Richard: I always found someone who knew how to do that. Got someone to do it for me.
Me: So it was so difficult that you have not installed…
Richard: No, it's just that I was so busy, I didn’t wanna learn how.
I agree that more can be done in making these things accessible, but most Linux distributions aimed at average users has no learning curve for installing it.
Especially not for someone like RMS. Insert USB drive, boot, follow the prompts. I don't care how busy you are, that's only 2 short steps more than a new windows or mac PC.
If the Linux experience was significantly better than it currently is, people wouldn't have any issues taking that minor step.

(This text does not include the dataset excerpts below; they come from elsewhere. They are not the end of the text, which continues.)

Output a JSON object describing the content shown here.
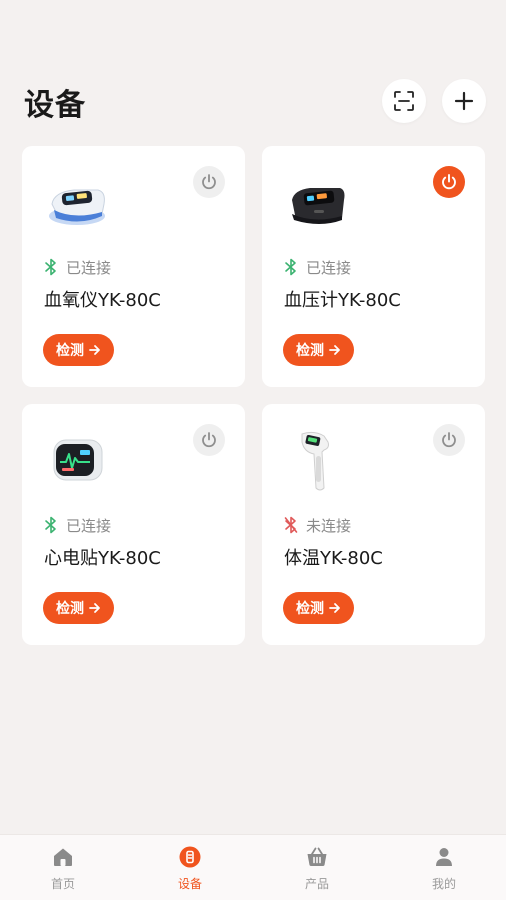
{
  "header": {
    "title": "设备",
    "scan_icon": "scan-icon",
    "add_icon": "plus-icon"
  },
  "devices": [
    {
      "name": "血氧仪YK-80C",
      "status": "已连接",
      "connected": true,
      "power": "off",
      "image": "pulse-oximeter",
      "action_label": "检测"
    },
    {
      "name": "血压计YK-80C",
      "status": "已连接",
      "connected": true,
      "power": "on",
      "image": "blood-pressure-monitor",
      "action_label": "检测"
    },
    {
      "name": "心电贴YK-80C",
      "status": "已连接",
      "connected": true,
      "power": "off",
      "image": "ecg-patch",
      "action_label": "检测"
    },
    {
      "name": "体温YK-80C",
      "status": "未连接",
      "connected": false,
      "power": "off",
      "image": "thermometer",
      "action_label": "检测"
    }
  ],
  "tabbar": {
    "items": [
      {
        "label": "首页",
        "icon": "home-icon",
        "active": false
      },
      {
        "label": "设备",
        "icon": "device-icon",
        "active": true
      },
      {
        "label": "产品",
        "icon": "basket-icon",
        "active": false
      },
      {
        "label": "我的",
        "icon": "user-icon",
        "active": false
      }
    ]
  },
  "colors": {
    "accent": "#f0541e",
    "connected": "#3cb371",
    "disconnected": "#e05a5a",
    "background": "#f4f1f0"
  }
}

The problem is both in the user experience and the familiarity gap, not the ease-of-acess.
@jeffalyanak @freakazoid @aral lemme put it this way. a lot of people have zero free time to burn an install medium and sit through the installation, then configure all the basic system settings and install their programs... that is a non-zero investment of time and effort. you may think it is "negligible", but trust me, it's not about lack of knowledge. and it doesn't compare to having a working computer out-of-the-box.
Lots of companies sell laptops with Linux pre-installed.

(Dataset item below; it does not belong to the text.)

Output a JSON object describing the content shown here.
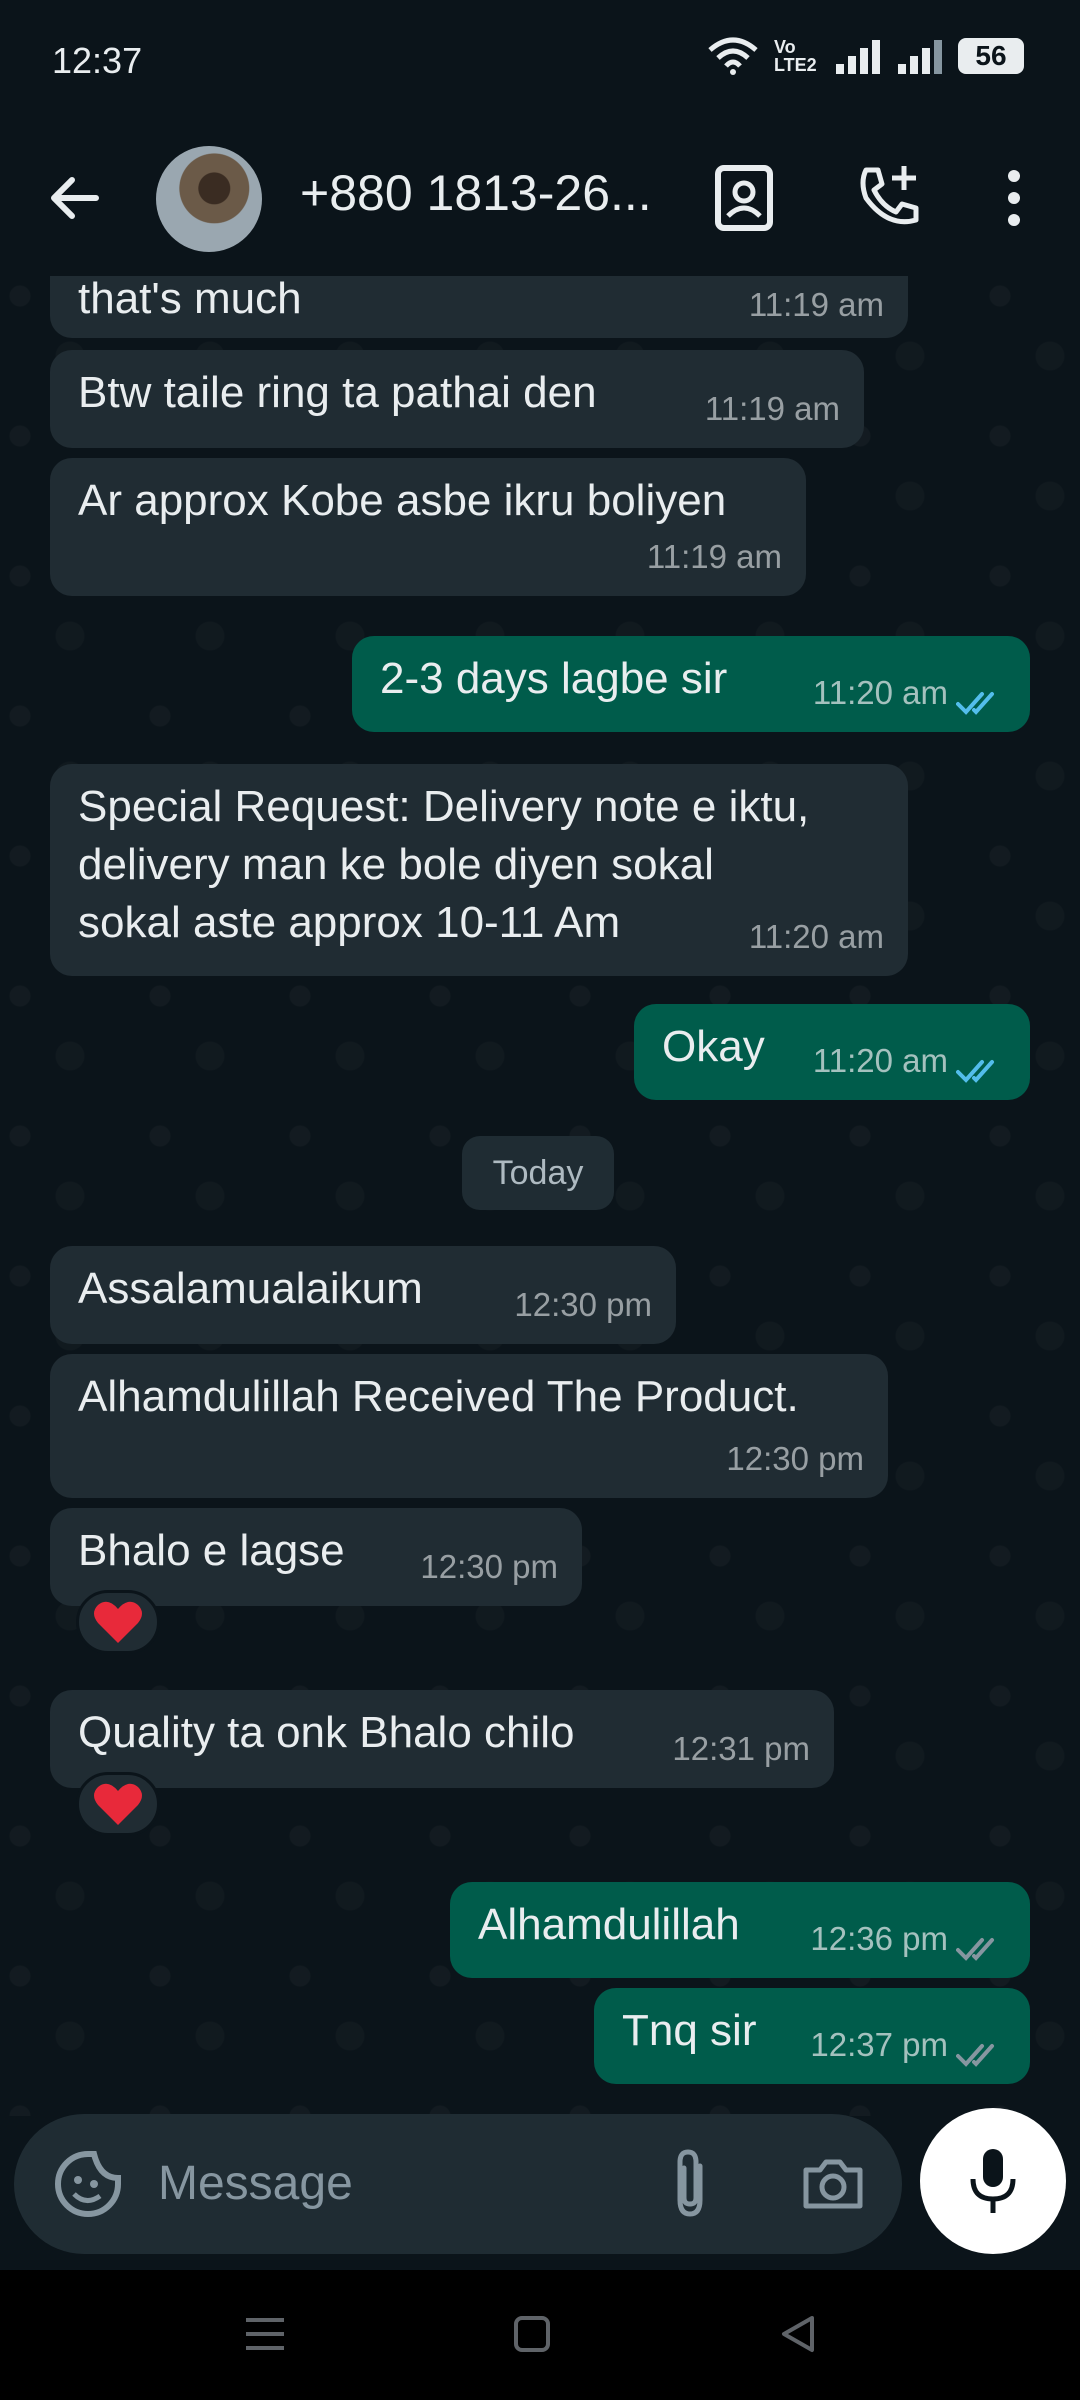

Very few people buy these products.
It's not about accessibility, most people wouldn't switch to Linux right now even if you made it a one-click install.
@jeffalyanak @freakazoid @aral there are a *lot* more factors to why someone doesn't buy a specific laptop. awareness, ignorance, preference, features, build quality, etc etc. but the primary observation is that the vast majority of people never install their own operating system -- windows included.
@halfcutskeleton @trwnh @jeffalyanak @freakazoid A Chromebook is the epitome of a surveillance device. “This panopticon runs on Linux” is hardly reason to celebrate. If we follow that line of reasoning, Surveillance Capitalism runs almost exclusively on Linux and Linux doesn’t make any value judgements about surveillance (see Linus’s remarks + the first class support for surveillance capitalism in GNOME, etc.)